À Enghien-les-Bains, la controverse autour le remboursement des cures thermales perdure

Image d'illustration. Cure thermale bain eau coupleADN
À Enghien-les-Bains, la question du financement des cures thermales continue de susciter des discussions. Alors que la station attire de nombreux curistes chaque année, le remboursement de ces soins reste au cœur des préoccupations locales.
Tl;dr
- Déremboursement menacerait l’activité thermale à Enghien-les-Bains.
- L’efficacité médicale des cures thermales contestée.
- Enjeux économiques majeurs pour les territoires concernés.

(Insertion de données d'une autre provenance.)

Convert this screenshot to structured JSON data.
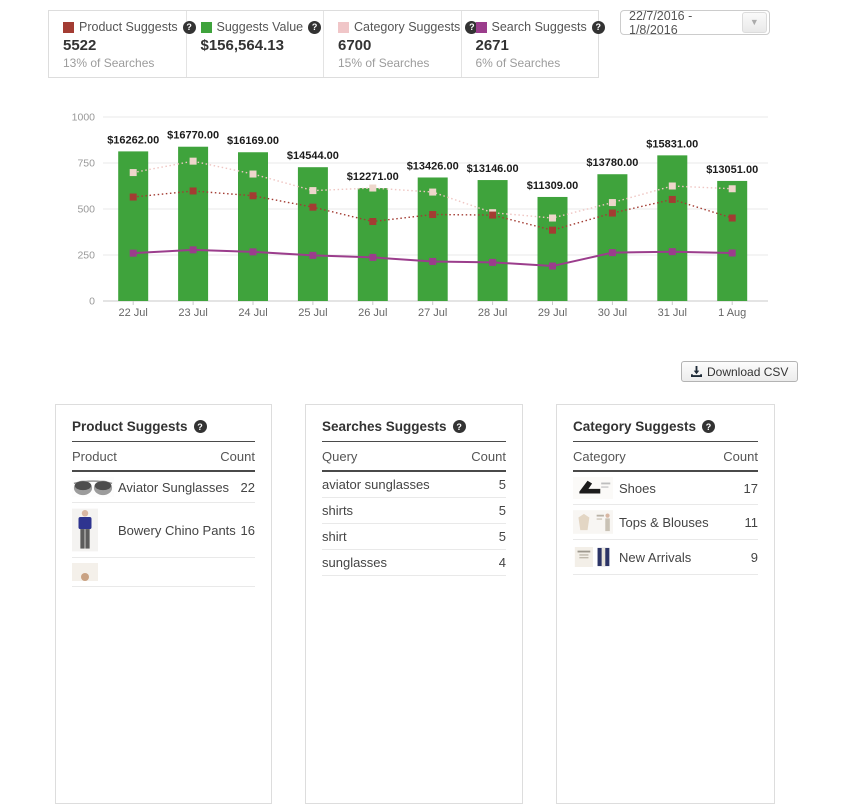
{
  "stats": {
    "cards": [
      {
        "label": "Product Suggests",
        "value": "5522",
        "sub": "13% of Searches",
        "color": "#a33c33"
      },
      {
        "label": "Suggests Value",
        "value": "$156,564.13",
        "sub": "",
        "color": "#3fa33c"
      },
      {
        "label": "Category Suggests",
        "value": "6700",
        "sub": "15% of Searches",
        "color": "#f0c6c8"
      },
      {
        "label": "Search Suggests",
        "value": "2671",
        "sub": "6% of Searches",
        "color": "#9b3d8c"
      }
    ]
  },
  "date_picker": {
    "value": "22/7/2016 - 1/8/2016"
  },
  "download": {
    "label": "Download CSV"
  },
  "chart_data": {
    "type": "combo (bar + lines)",
    "categories": [
      "22 Jul",
      "23 Jul",
      "24 Jul",
      "25 Jul",
      "26 Jul",
      "27 Jul",
      "28 Jul",
      "29 Jul",
      "30 Jul",
      "31 Jul",
      "1 Aug"
    ],
    "ylim": [
      0,
      1000
    ],
    "yticks": [
      0,
      250,
      500,
      750,
      1000
    ],
    "grid": true,
    "value_axis_divisor": 20,
    "series": [
      {
        "name": "Suggests Value",
        "type": "bar",
        "color": "#3fa33c",
        "values": [
          16262,
          16770,
          16169,
          14544,
          12271,
          13426,
          13146,
          11309,
          13780,
          15831,
          13051
        ],
        "display_labels": [
          "$16262.00",
          "$16770.00",
          "$16169.00",
          "$14544.00",
          "$12271.00",
          "$13426.00",
          "$13146.00",
          "$11309.00",
          "$13780.00",
          "$15831.00",
          "$13051.00"
        ]
      },
      {
        "name": "Category Suggests",
        "type": "line",
        "style": "dotted",
        "color": "#efc6c3",
        "marker_color": "#eed6cb",
        "values": [
          698,
          760,
          690,
          600,
          614,
          592,
          480,
          451,
          535,
          625,
          610
        ]
      },
      {
        "name": "Product Suggests",
        "type": "line",
        "style": "dotted",
        "color": "#a33c33",
        "marker_color": "#a33c32",
        "values": [
          565,
          598,
          572,
          510,
          432,
          470,
          467,
          385,
          478,
          552,
          451
        ]
      },
      {
        "name": "Search Suggests",
        "type": "line",
        "style": "solid",
        "color": "#9b3d8c",
        "marker_color": "#9b3d8c",
        "values": [
          260,
          278,
          267,
          248,
          237,
          215,
          210,
          190,
          263,
          268,
          261
        ]
      }
    ]
  },
  "tables": [
    {
      "title": "Product Suggests",
      "columns": [
        "Product",
        "Count"
      ],
      "rows": [
        {
          "img": "aviator-sunglasses",
          "label": "Aviator Sunglasses",
          "count": "22"
        },
        {
          "img": "bowery-chino-pants",
          "label": "Bowery Chino Pants",
          "count": "16"
        },
        {
          "img": "partial-product",
          "label": "",
          "count": ""
        }
      ]
    },
    {
      "title": "Searches Suggests",
      "columns": [
        "Query",
        "Count"
      ],
      "rows": [
        {
          "label": "aviator sunglasses",
          "count": "5"
        },
        {
          "label": "shirts",
          "count": "5"
        },
        {
          "label": "shirt",
          "count": "5"
        },
        {
          "label": "sunglasses",
          "count": "4"
        }
      ]
    },
    {
      "title": "Category Suggests",
      "columns": [
        "Category",
        "Count"
      ],
      "rows": [
        {
          "img": "shoes",
          "label": "Shoes",
          "count": "17"
        },
        {
          "img": "tops-blouses",
          "label": "Tops & Blouses",
          "count": "11"
        },
        {
          "img": "new-arrivals",
          "label": "New Arrivals",
          "count": "9"
        }
      ]
    }
  ]
}
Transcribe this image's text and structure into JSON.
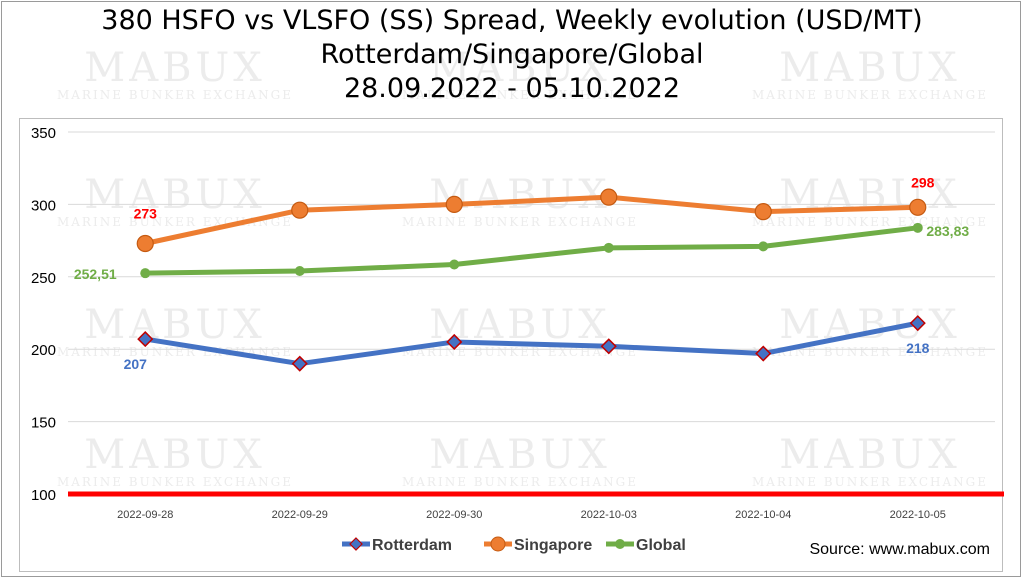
{
  "title_lines": [
    "380 HSFO vs VLSFO (SS) Spread, Weekly evolution (USD/MT)",
    "Rotterdam/Singapore/Global",
    "28.09.2022 - 05.10.2022"
  ],
  "source": "Source: www.mabux.com",
  "watermark": {
    "brand": "MABUX",
    "tagline": "MARINE BUNKER EXCHANGE"
  },
  "chart_data": {
    "type": "line",
    "categories": [
      "2022-09-28",
      "2022-09-29",
      "2022-09-30",
      "2022-10-03",
      "2022-10-04",
      "2022-10-05"
    ],
    "ylim": [
      100,
      350
    ],
    "yticks": [
      "350",
      "300",
      "250",
      "200",
      "150",
      "100"
    ],
    "grid": true,
    "legend": "bottom",
    "series": [
      {
        "name": "Rotterdam",
        "values": [
          207,
          190,
          205,
          202,
          197,
          218
        ],
        "color": "#4472c4",
        "marker": "diamond",
        "labels": [
          "207",
          "",
          "",
          "",
          "",
          "218"
        ]
      },
      {
        "name": "Singapore",
        "values": [
          273,
          296,
          300,
          305,
          295,
          298
        ],
        "color": "#ed7d31",
        "marker": "circle",
        "labels": [
          "273",
          "",
          "",
          "",
          "",
          "298"
        ]
      },
      {
        "name": "Global",
        "values": [
          252.51,
          254,
          258.5,
          270,
          271,
          283.83
        ],
        "color": "#70ad47",
        "marker": "dot",
        "labels": [
          "252,51",
          "",
          "",
          "",
          "",
          "283,83"
        ]
      }
    ],
    "reference_line": {
      "value": 100,
      "color": "#ff0000"
    },
    "label_colors": {
      "Rotterdam": "#4472c4",
      "Singapore": "#ff0000",
      "Global": "#70ad47"
    }
  }
}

Des cures thermales sous la menace du déremboursement
Enghien-les-Bains, bastion historique du thermalisme en Île-de-France, traverse une période d’incertitude. Le sujet n’est pas nouveau mais il fait de plus en plus de vagues : le possible déremboursement des cures thermales par la Sécurité sociale. Pour Céline Meglioli, directrice des établissements locaux, il n’y a guère de doute : « Ce serait purement la fin de notre activité ». Ces propos sont lourds de sens pour un secteur qui peine déjà à retrouver son souffle depuis la pandémie.
La fréquentation a fondu : environ 300 curistes par an aujourd’hui, contre plus de 500 avant 2020. Les raisons ? L’épidémie, bien sûr – « se retrouver en groupe, entre personnes âgées fragiles, il y a davantage de réfractaires » –, mais aussi l’inflation qui pèse sur les retraités et un reste à charge croissant, que les mutuelles ne compensent plus vraiment.
Une efficacité médicale débattue
Les arguments en faveur d’un remboursement demeurent pourtant solides pour certains professionnels. À écouter Céline Meglioli, « 100 % de nos curistes sont satisfaits et consomment moins de médicaments ensuite ». Quelques études avancent même une baisse significative des dépenses de santé après cure. Pourtant, la Cour des comptes, dans un récent rapport, avance que l’efficacité médicale « n’a pas été démontrée ». Le taux actuel de remboursement – jusqu’à 70 % – surclasse celui de traitements jugés majeurs.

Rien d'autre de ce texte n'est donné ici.